During the Depression years and until after WWII, the library hours were irregular and long for one person supervising alone. Because Scott lived in the building, many people would drop in at their convenience. The average number of hours from 1923 to 1934 were not recorded, but from 1934 to 1937, 34 hours a week were scheduled. Between 1937 and 1948, the number increased to 48 hours. There was no regular assistant, yet the services and circulation continued to increase. The library was known first as a Private Trust Library, then it became a municipal library and finally a branch of the Cuyahoga County Library System.

The Mayor and city council leased the dwelling house to the Board of Library trustees, furnished custodial services, water, gas and electricity, and paid the sum of $1,000 a year out of the Dover-by-the-Lake Library fund for use in operation and maintenance of the library. This agreement lasted from 1943 to 1952.

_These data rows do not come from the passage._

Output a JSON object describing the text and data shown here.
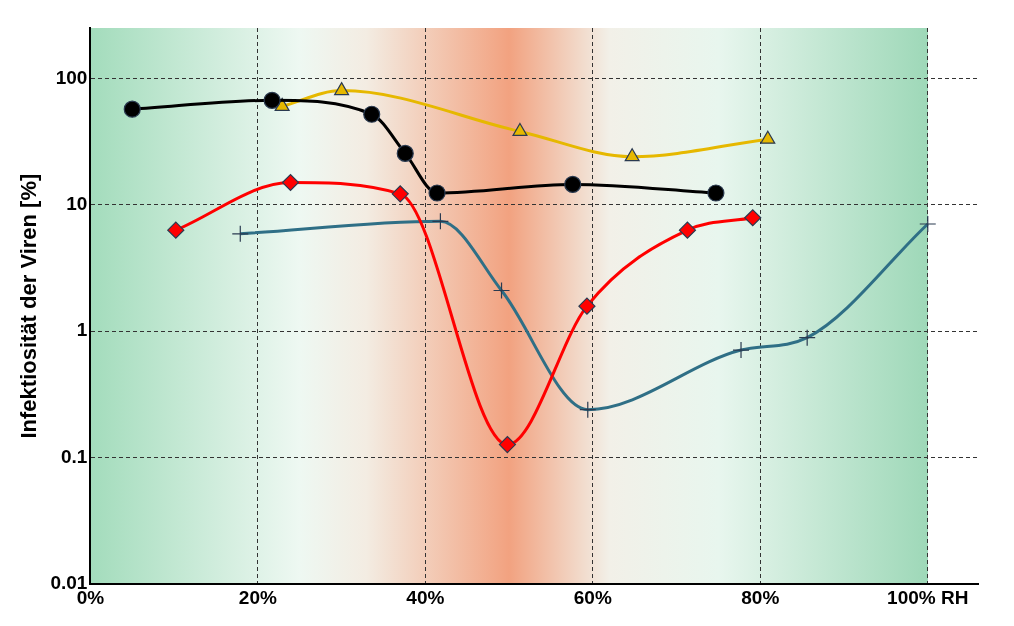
{
  "chart_data": {
    "type": "line",
    "ylabel": "Infektiosität der Viren [%]",
    "log": "y",
    "grid": true,
    "line_style": "solid",
    "legend": false,
    "xlim": [
      0,
      106
    ],
    "xticks": [
      {
        "value": 0,
        "label": "0%"
      },
      {
        "value": 20,
        "label": "20%"
      },
      {
        "value": 40,
        "label": "40%"
      },
      {
        "value": 60,
        "label": "60%"
      },
      {
        "value": 80,
        "label": "80%"
      },
      {
        "value": 100,
        "label": "100% RH"
      }
    ],
    "ylim": [
      0.01,
      250
    ],
    "yticks": [
      0.01,
      0.1,
      1,
      10,
      100
    ],
    "series": [
      {
        "color": "#000000",
        "marker": "circle",
        "x": [
          5,
          21.7,
          33.6,
          37.6,
          41.4,
          57.6,
          74.7
        ],
        "values": [
          57,
          67,
          52,
          25.5,
          12.4,
          14.5,
          12.4
        ]
      },
      {
        "color": "#e6b800",
        "marker": "triangle",
        "x": [
          22.9,
          30,
          51.3,
          64.7,
          80.9
        ],
        "values": [
          60,
          80,
          38,
          24,
          33
        ]
      },
      {
        "color": "#ff0000",
        "marker": "diamond",
        "x": [
          10.2,
          23.9,
          37,
          49.8,
          59.3,
          71.3,
          79.1
        ],
        "values": [
          6.3,
          15,
          12.2,
          0.127,
          1.58,
          6.3,
          7.9
        ]
      },
      {
        "color": "#2f6f86",
        "marker": "cross",
        "x": [
          17.9,
          41.8,
          49.1,
          59.4,
          77.7,
          85.6,
          100
        ],
        "values": [
          5.9,
          7.4,
          2.1,
          0.24,
          0.71,
          0.89,
          7.05
        ]
      }
    ]
  }
}
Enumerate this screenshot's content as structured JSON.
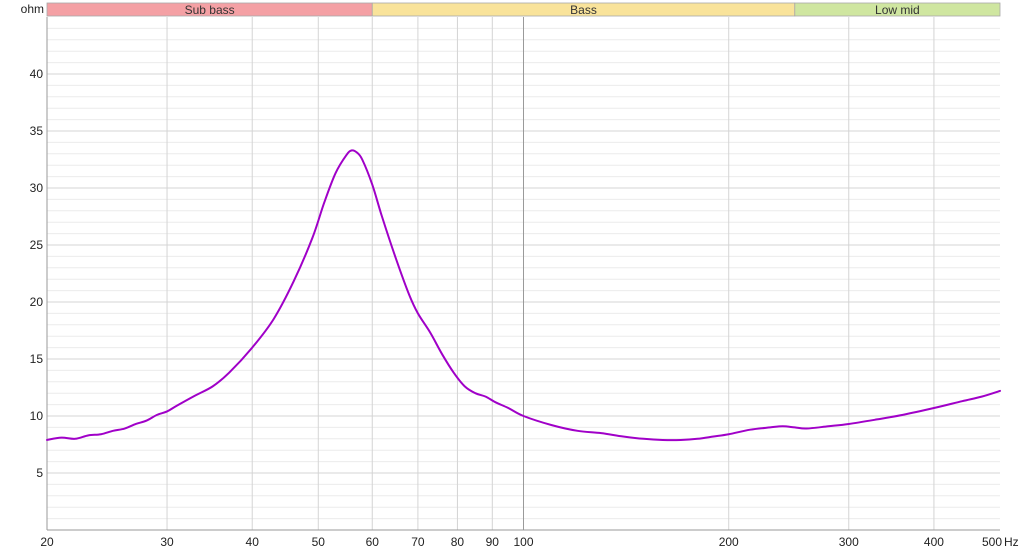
{
  "chart_data": {
    "type": "line",
    "y_unit_label": "ohm",
    "x_unit_label": "Hz",
    "x_scale": "log",
    "xlim": [
      20,
      500
    ],
    "ylim": [
      0,
      45
    ],
    "grid": true,
    "x_ticks": [
      {
        "value": 20,
        "label": "20"
      },
      {
        "value": 30,
        "label": "30"
      },
      {
        "value": 40,
        "label": "40"
      },
      {
        "value": 50,
        "label": "50"
      },
      {
        "value": 60,
        "label": "60"
      },
      {
        "value": 70,
        "label": "70"
      },
      {
        "value": 80,
        "label": "80"
      },
      {
        "value": 90,
        "label": "90"
      },
      {
        "value": 100,
        "label": "100"
      },
      {
        "value": 200,
        "label": "200"
      },
      {
        "value": 300,
        "label": "300"
      },
      {
        "value": 400,
        "label": "400"
      },
      {
        "value": 500,
        "label": "500"
      }
    ],
    "y_ticks": [
      5,
      10,
      15,
      20,
      25,
      30,
      35,
      40
    ],
    "bands": [
      {
        "label": "Sub bass",
        "from": 20,
        "to": 60,
        "color": "#f4a0a4"
      },
      {
        "label": "Bass",
        "from": 60,
        "to": 250,
        "color": "#f9e39a"
      },
      {
        "label": "Low mid",
        "from": 250,
        "to": 500,
        "color": "#cfe6a0"
      }
    ],
    "series": [
      {
        "color": "#a000c8",
        "points": [
          [
            20,
            7.9
          ],
          [
            21,
            8.1
          ],
          [
            22,
            8.0
          ],
          [
            23,
            8.3
          ],
          [
            24,
            8.4
          ],
          [
            25,
            8.7
          ],
          [
            26,
            8.9
          ],
          [
            27,
            9.3
          ],
          [
            28,
            9.6
          ],
          [
            29,
            10.1
          ],
          [
            30,
            10.4
          ],
          [
            31,
            10.9
          ],
          [
            33,
            11.8
          ],
          [
            35,
            12.6
          ],
          [
            37,
            13.8
          ],
          [
            40,
            16.0
          ],
          [
            43,
            18.5
          ],
          [
            46,
            21.8
          ],
          [
            49,
            25.6
          ],
          [
            51,
            28.7
          ],
          [
            53,
            31.3
          ],
          [
            55,
            32.9
          ],
          [
            56,
            33.3
          ],
          [
            57,
            33.1
          ],
          [
            58,
            32.5
          ],
          [
            60,
            30.3
          ],
          [
            62,
            27.5
          ],
          [
            65,
            23.8
          ],
          [
            68,
            20.6
          ],
          [
            70,
            19.0
          ],
          [
            73,
            17.3
          ],
          [
            76,
            15.4
          ],
          [
            79,
            13.8
          ],
          [
            82,
            12.6
          ],
          [
            85,
            12.0
          ],
          [
            88,
            11.7
          ],
          [
            91,
            11.2
          ],
          [
            95,
            10.7
          ],
          [
            100,
            10.0
          ],
          [
            110,
            9.2
          ],
          [
            120,
            8.7
          ],
          [
            130,
            8.5
          ],
          [
            140,
            8.2
          ],
          [
            150,
            8.0
          ],
          [
            160,
            7.9
          ],
          [
            170,
            7.9
          ],
          [
            180,
            8.0
          ],
          [
            190,
            8.2
          ],
          [
            200,
            8.4
          ],
          [
            215,
            8.8
          ],
          [
            230,
            9.0
          ],
          [
            240,
            9.1
          ],
          [
            250,
            9.0
          ],
          [
            260,
            8.9
          ],
          [
            280,
            9.1
          ],
          [
            300,
            9.3
          ],
          [
            330,
            9.7
          ],
          [
            360,
            10.1
          ],
          [
            400,
            10.7
          ],
          [
            440,
            11.3
          ],
          [
            470,
            11.7
          ],
          [
            500,
            12.2
          ]
        ]
      }
    ]
  }
}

The information in this segment of the series on the history of the Bay Village Library was gathered from, “History of the Dover-by-the-Lake Library of Bay Village, Ohio” by Ruth R. Lephart, submitted in partial fulfillment of the requirements for the Degree of Master of Science in Library Science, School of Library Science, Western Reserve University, June, 1954.

2022.P.FIC.05.2 Lake Erie Junior Museum event (now Lake Erie Nature & Science Center) inside the library at Rose Hill, circa the late 1940s.